Егор вздыхает. Пересаживается на другой стул. В комнате много стульев, разные, самодельных много.
– Зря ты его выручать пошел, друга своего. Он же умер, ты видел. Он поседел даже.
– Видел.
Поседел. На самом деле, поседел.
– Они тебя ждали. Сумраки. А ты пошел… А я, дурак, уснул. Все проспал, все проворонил…
Егор шмыгает носом.
– Не плачь.
Теперь молчит уже Егор.
– Не плачь, – повторяю я. – Не надо.
Отец у него. Был отец, стал мертвец. Это трудно понять. Это дико трудно понять.
– Твой отец поступил правильно. Я бы так тоже поступил. Ты его помни, героев нужно помнить. Я своего отца помню.
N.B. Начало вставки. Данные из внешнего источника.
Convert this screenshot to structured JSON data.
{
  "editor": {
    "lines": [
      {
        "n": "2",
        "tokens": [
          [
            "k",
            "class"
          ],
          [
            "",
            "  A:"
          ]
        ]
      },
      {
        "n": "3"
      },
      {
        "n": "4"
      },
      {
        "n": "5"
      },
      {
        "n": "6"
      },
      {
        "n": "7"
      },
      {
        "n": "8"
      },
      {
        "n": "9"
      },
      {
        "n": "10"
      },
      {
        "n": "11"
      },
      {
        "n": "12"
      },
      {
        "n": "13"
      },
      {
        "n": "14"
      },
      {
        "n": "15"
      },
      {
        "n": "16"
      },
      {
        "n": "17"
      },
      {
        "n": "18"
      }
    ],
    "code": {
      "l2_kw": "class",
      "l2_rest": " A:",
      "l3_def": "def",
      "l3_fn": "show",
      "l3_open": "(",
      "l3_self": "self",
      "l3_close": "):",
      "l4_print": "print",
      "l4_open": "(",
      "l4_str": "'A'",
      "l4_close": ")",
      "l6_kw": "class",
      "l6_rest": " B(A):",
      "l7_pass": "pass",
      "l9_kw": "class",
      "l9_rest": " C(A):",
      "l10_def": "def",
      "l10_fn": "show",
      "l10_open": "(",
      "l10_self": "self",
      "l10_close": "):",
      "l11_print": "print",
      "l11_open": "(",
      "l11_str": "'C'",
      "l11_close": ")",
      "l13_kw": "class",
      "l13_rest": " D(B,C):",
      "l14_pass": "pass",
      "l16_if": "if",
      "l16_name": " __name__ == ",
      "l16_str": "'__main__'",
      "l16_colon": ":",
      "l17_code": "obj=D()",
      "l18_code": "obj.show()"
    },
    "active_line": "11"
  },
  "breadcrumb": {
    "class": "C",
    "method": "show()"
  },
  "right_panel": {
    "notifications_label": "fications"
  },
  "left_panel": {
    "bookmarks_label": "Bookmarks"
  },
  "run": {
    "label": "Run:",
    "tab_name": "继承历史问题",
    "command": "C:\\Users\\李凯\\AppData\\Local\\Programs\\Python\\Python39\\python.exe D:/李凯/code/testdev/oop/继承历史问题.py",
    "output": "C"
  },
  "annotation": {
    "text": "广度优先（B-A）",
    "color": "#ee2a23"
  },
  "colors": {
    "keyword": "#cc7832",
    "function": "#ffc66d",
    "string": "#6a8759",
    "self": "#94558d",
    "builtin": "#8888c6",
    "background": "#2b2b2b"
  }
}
– И я помню. И буду. Обещает Егор.
Егор, хорошее имя, человеческое. И на Западе люди есть, и вполне себе нормальные люди. Даже очень хорошие люди. Везде люди. Потому что это наша земля.
– Курок.. Это… Который умер? -Да.
– Понятно. Ты с ним разговаривал. И с Гомером каким-то. А кто такой Гомер?
– И с Гомером…
– Ну да. Ты все время Гомера какого-то звал, в бессознании. Он кто, папка твой?
– Что-то вроде.
– Ясно, – Егор вздыхает. – Умер тоже?
– Да. Давно.
Егор молчит, пересаживается со стула на стул.
– Ты со всеми разговаривал. Кричал, стихи какие-то читал.
Я с трудом поворачиваю голову.
Алиса сидит возле печки. Смотрит в стену. С утра.
Она почти всегда сидит и смотрит. В одну точку. Молчит.
И я каждый раз сомневаюсь.
– Который день?
– Двадцать четвертый. Если считать…
– Понятно.
Алиса поднимается и уходит. Я смотрю ей вслед. Я боюсь. Боюсь, что она…
– Твоя подружка неразговорчивая совсем. Бука.